US president Donald Trump sparked worldwide protests after signing an executive order that temporarily stops refugee admissions to the US for several months and blocks new visas for anyone from seven majority-Muslim countries: Iran, Iraq, Libya, Somalia, Sudan, Syria, and Yemen.
Critics were quick to point out that foreigners from the seven countries had killed zero Americans in terrorist attacks in the US between 1975 and the end of 2015. So why were they chosen for the ban?
Some have taken the selection as evidence of a conflict of interest, since it excludes Muslim-majority countries where the president has business ties. Former New York mayor Rudy Giuliani, who told Fox News that he assembled a commission at Trump’s request to come up with “the right way to do [a ban] legally,” said that it was “based on places where there are [sic] substantial evidence that people are sending terrorists into our country.”
But a look at the origins of the list of seven countries suggest the administration may have been simply looking for a way to lay the legal precedent for discrimination on Trump’s predecessor, Barack Obama.
The list of countries arose in a rare show of compromise between the White House and the Republican-led Congress in 2015, which resulted in the Visa Waiver Program Improvement and Terrorist Travel Prevention Act of 2015.
Thirty-eight countries participate in the Visa Waiver Program (VWP), which allows their citizens to visit the US for limited periods without applying for a visa in advance. Following the Nov. 13, 2015 attacks in Paris and the Dec. 2 shootings in San Bernardino, California, Republicans and White House officials cobbled together an overhaul of the VWP. Jamal Abdi, policy director of the National Iranian American Council, suggests Republicans had been goaded by Trump’s call for an outright ban on Muslims entering the US in the wake of the two attacks, and “forced Obama’s hand.”
The resulting legislation removed visa-free travel for citizens of VWP countries who had travelled to Iraq, Syria, Iran, or Sudan since 2011, or who also held citizenship of those countries. The countries were picked because they either had ”significant foreign terrorist organization presence” or were designated as state sponsors of terrorism.
The American Civil Liberties Union (ACLU) was quick to criticize the act, since it applied to all nationals of Iraq, Syria, Iran, or Sudan even if they had never been there. (For example, a child born to an Iranian father is an Iranian citizen, regardless of the child’s country of birth.) “Not only is this bill discriminatory, it is arbitrary,” the ACLU said.
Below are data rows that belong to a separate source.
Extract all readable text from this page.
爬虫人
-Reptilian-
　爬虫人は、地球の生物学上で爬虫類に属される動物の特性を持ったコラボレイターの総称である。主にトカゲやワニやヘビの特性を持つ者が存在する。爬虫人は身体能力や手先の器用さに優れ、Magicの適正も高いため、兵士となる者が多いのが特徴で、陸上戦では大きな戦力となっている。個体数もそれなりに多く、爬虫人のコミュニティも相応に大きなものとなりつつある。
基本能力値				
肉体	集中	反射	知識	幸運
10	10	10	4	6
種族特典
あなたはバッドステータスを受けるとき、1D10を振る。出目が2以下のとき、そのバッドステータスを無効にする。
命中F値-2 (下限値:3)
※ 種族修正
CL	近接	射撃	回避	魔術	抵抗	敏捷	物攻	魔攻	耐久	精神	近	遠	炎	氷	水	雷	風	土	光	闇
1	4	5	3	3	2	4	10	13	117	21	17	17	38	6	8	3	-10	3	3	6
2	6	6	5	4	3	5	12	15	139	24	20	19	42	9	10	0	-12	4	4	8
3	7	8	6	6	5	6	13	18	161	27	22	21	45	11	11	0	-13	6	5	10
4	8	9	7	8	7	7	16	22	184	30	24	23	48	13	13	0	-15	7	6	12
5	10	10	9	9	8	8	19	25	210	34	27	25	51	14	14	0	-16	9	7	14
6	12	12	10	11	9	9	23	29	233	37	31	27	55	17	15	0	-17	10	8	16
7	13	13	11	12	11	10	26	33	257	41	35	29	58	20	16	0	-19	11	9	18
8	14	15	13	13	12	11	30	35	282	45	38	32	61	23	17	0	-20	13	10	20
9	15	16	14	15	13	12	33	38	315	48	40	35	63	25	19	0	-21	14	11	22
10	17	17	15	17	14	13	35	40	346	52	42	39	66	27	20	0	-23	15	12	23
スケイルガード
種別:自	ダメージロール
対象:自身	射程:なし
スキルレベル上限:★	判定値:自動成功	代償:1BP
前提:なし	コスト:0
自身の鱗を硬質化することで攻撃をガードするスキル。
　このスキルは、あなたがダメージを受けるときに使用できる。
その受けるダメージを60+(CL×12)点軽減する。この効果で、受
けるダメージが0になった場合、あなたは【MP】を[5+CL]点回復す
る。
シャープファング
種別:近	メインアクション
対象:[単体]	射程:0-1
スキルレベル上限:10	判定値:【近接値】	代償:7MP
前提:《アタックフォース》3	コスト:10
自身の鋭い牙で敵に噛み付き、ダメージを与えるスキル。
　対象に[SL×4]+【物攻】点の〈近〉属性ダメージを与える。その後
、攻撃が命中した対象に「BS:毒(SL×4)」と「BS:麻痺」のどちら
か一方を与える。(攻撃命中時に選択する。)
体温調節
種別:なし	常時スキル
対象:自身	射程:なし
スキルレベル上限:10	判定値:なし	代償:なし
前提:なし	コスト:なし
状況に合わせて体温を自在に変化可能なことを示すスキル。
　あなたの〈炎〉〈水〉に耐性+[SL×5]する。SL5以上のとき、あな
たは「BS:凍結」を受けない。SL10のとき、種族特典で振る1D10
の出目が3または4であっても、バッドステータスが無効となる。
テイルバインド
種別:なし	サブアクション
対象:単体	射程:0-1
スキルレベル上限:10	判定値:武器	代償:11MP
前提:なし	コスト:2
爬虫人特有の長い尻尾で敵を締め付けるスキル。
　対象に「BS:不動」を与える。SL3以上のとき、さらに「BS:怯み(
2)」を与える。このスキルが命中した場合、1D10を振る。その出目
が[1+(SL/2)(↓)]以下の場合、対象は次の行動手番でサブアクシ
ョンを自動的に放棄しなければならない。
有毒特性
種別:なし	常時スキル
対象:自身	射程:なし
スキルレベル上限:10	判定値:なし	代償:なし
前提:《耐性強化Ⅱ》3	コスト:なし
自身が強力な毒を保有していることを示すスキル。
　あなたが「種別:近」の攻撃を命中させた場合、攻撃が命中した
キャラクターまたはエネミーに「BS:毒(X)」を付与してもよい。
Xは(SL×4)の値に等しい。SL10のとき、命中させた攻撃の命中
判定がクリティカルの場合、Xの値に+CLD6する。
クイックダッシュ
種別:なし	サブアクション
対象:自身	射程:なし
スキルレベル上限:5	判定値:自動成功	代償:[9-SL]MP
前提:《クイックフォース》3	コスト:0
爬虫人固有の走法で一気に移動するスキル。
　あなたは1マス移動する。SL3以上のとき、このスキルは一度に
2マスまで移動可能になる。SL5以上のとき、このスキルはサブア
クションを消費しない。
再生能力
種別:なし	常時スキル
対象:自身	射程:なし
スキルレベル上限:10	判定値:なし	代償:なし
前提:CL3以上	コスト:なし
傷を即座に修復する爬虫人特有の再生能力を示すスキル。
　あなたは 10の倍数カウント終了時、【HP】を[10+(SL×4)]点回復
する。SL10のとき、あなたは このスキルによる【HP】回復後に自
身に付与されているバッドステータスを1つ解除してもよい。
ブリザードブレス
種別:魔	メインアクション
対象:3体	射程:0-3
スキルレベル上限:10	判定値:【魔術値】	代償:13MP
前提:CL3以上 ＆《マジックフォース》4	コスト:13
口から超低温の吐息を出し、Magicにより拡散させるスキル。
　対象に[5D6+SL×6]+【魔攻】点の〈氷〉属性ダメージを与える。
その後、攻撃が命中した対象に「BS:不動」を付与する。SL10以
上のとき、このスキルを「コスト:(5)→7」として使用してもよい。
The Obama administration would go on to announce further travel restrictions for the VWP. It added Libya, Somalia, and Yemen as “countries of concern” in February 2016—though citizens of those countries who had not traveled there could still participate in the VWP, unlike in the case of the initial four countries.
“The Visa Waiver Bill opened the door to normalize targeting people based on discrimination,” says Abdi warned at the time that the bill was a slippery slope. But even he couldn’t have guessed how slippery.
Trump has portrayed his policy as merely an extension of Obama’s, but that’s quite misleading, as Politifact notes. Obama’s law merely suspended visa-free travel for people who had been to one of the designated countries; Trump’s order blocks visas altogether for citizens of those countries.
Nonetheless, Abdi says, the Obama law “really normalizes this idea that you could be targeted based on your heritage.” Inadvertently, it paved the way for Trump’s policy. And hence, perhaps, the Trump administration’s apparently illogical decision to ban people from seven countries that have had no involvement in major attacks on US soil: It’s an attempt to entrench the precedent set by the Obama administration, while painting the Obama administration as its source. “It started with the VWP and we’re afraid of where this is going to end up,” Abdi says.